Jaishankar also told the panel that India had clearly outlined its position on the border and Chinese have their own position, but they are misinterpreting it so India was trying to clarify it. He also added that India was continuing to stick to its stand that it had first taken in 1985 as per an Anglo-Chinese agreement.
According to a minister who was present in the parliament panel, the Foreign Secretary did not use words like “war-like situation or conflict” but chose to use standoff to describe the current situation at Doklam.
S Jaishankar’s remarks came soon after the Chinese Foreign Ministry asked India not to use ‘trespass’ into Doklam area as a “policy tool” to achieve its political targets. “You must be very clear about it. We hope the Indian side can get clear understanding of the current situation and take immediate measures to withdraw the personnel who have illegally crossed the boundary so as to avoid the escalation,” ministry spokesperson Lu Kang said.
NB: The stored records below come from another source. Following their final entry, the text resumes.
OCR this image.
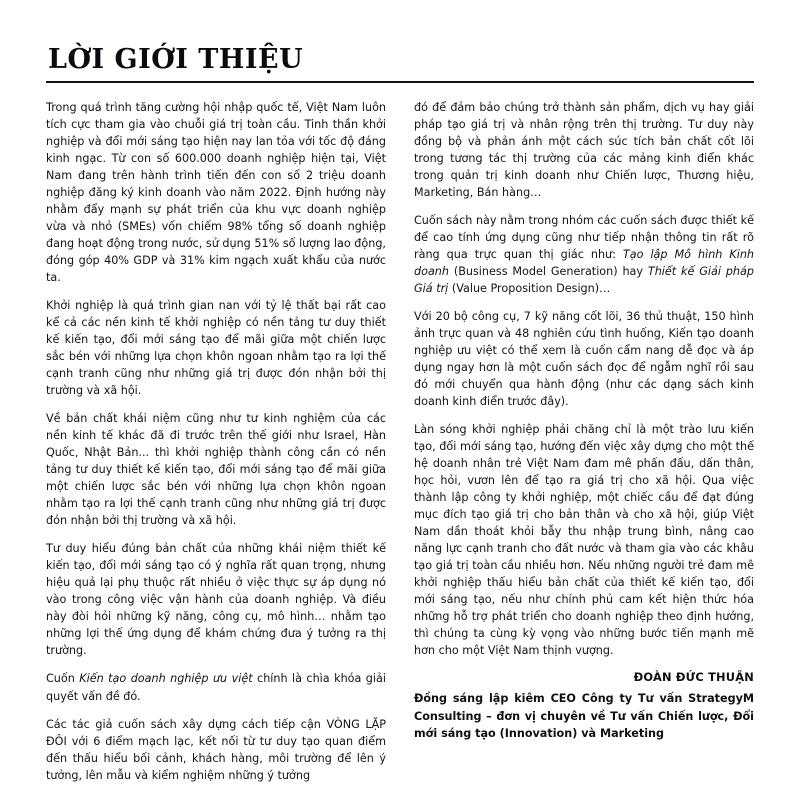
LỜI GIỚI THIỆU

Trong quá trình tăng cường hội nhập quốc tế, Việt Nam luôn tích cực tham gia vào chuỗi giá trị toàn cầu. Tinh thần khởi nghiệp và đổi mới sáng tạo hiện nay lan tỏa với tốc độ đáng kinh ngạc. Từ con số 600.000 doanh nghiệp hiện tại, Việt Nam đang trên hành trình tiến đến con số 2 triệu doanh nghiệp đăng ký kinh doanh vào năm 2022. Định hướng này nhằm đẩy mạnh sự phát triển của khu vực doanh nghiệp vừa và nhỏ (SMEs) vốn chiếm 98% tổng số doanh nghiệp đang hoạt động trong nước, sử dụng 51% số lượng lao động, đóng góp 40% GDP và 31% kim ngạch xuất khẩu của nước ta.

Khởi nghiệp là quá trình gian nan với tỷ lệ thất bại rất cao kể cả các nền kinh tế khởi nghiệp có nền tảng tư duy thiết kế kiến tạo, đổi mới sáng tạo để mãi giữa một chiến lược sắc bén với những lựa chọn khôn ngoan nhằm tạo ra lợi thế cạnh tranh cũng như những giá trị được đón nhận bởi thị trường và xã hội.

Về bản chất khái niệm cũng như tư kinh nghiệm của các nền kinh tế khác đã đi trước trên thế giới như Israel, Hàn Quốc, Nhật Bản... thì khởi nghiệp thành công cần có nền tảng tư duy thiết kế kiến tạo, đổi mới sáng tạo để mãi giữa một chiến lược sắc bén với những lựa chọn khôn ngoan nhằm tạo ra lợi thế cạnh tranh cũng như những giá trị được đón nhận bởi thị trường và xã hội.

Tư duy hiểu đúng bản chất của những khái niệm thiết kế kiến tạo, đổi mới sáng tạo có ý nghĩa rất quan trọng, nhưng hiệu quả lại phụ thuộc rất nhiều ở việc thực sự áp dụng nó vào trong công việc vận hành của doanh nghiệp. Và điều này đòi hỏi những kỹ năng, công cụ, mô hình… nhằm tạo những lợi thế ứng dụng để khám chứng đưa ý tưởng ra thị trường.

Cuốn Kiến tạo doanh nghiệp ưu việt chính là chìa khóa giải quyết vấn đề đó.

Các tác giả cuốn sách xây dựng cách tiếp cận VÒNG LẶP ĐÔI với 6 điểm mạch lạc, kết nối từ tư duy tạo quan điểm đến thấu hiểu bối cảnh, khách hàng, môi trường để lên ý tưởng, lên mẫu và kiểm nghiệm những ý tưởng

đó để đảm bảo chúng trở thành sản phẩm, dịch vụ hay giải pháp tạo giá trị và nhân rộng trên thị trường. Tư duy này đồng bộ và phản ánh một cách súc tích bản chất cốt lõi trong tương tác thị trường của các mảng kinh điển khác trong quản trị kinh doanh như Chiến lược, Thương hiệu, Marketing, Bán hàng…

Cuốn sách này nằm trong nhóm các cuốn sách được thiết kế để cao tính ứng dụng cũng như tiếp nhận thông tin rất rõ ràng qua trực quan thị giác như: Tạo lập Mô hình Kinh doanh (Business Model Generation) hay Thiết kế Giải pháp Giá trị (Value Proposition Design)…

Với 20 bộ công cụ, 7 kỹ năng cốt lõi, 36 thủ thuật, 150 hình ảnh trực quan và 48 nghiên cứu tình huống, Kiến tạo doanh nghiệp ưu việt có thể xem là cuốn cẩm nang dễ đọc và áp dụng ngay hơn là một cuốn sách đọc để ngẫm nghĩ rồi sau đó mới chuyển qua hành động (như các dạng sách kinh doanh kinh điển trước đây).

Làn sóng khởi nghiệp phải chăng chỉ là một trào lưu kiến tạo, đổi mới sáng tạo, hướng đến việc xây dựng cho một thế hệ doanh nhân trẻ Việt Nam đam mê phấn đấu, dấn thân, học hỏi, vươn lên để tạo ra giá trị cho xã hội. Qua việc thành lập công ty khởi nghiệp, một chiếc cầu để đạt đúng mục đích tạo giá trị cho bản thân và cho xã hội, giúp Việt Nam dần thoát khỏi bẫy thu nhập trung bình, nâng cao năng lực cạnh tranh cho đất nước và tham gia vào các khâu tạo giá trị toàn cầu nhiều hơn. Nếu những người trẻ đam mê khởi nghiệp thấu hiểu bản chất của thiết kế kiến tạo, đổi mới sáng tạo, nếu như chính phủ cam kết hiện thức hóa những hỗ trợ phát triển cho doanh nghiệp theo định hướng, thì chúng ta cùng kỳ vọng vào những bước tiến mạnh mẽ hơn cho một Việt Nam thịnh vượng.

ĐOÀN ĐỨC THUẬN
Đồng sáng lập kiêm CEO Công ty Tư vấn StrategyM Consulting – đơn vị chuyên về Tư vấn Chiến lược, Đổi mới sáng tạo (Innovation) và Marketing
China and India have been locked in a bitter confrontation over the road construction in Doklam area. According to China’s version of events, Indian troops are blocking the construction of the road in the territory on Sikkim border that it calls Donglang. The Chinese authorities also assert that the area belongs to China. New Delhi, on the other hand, says the land of contention is a part of Bhutan and in case the road is built it would raise security implications for India. It also fears that the construction enable the Chinese troops to cut India’s access to the north-eastern states,
In a strong warning to India, the Chinese state media indicated that ‘border line was the bottom line’ and that withdrawal of Indian troops was necessary for any diplomatic solution. China is also said to have conveyed to foreign diplomats that its “patience with India won’t be indefinite.” However, India since the beginning has said that only diplomatic routes are being used to resolve the issue.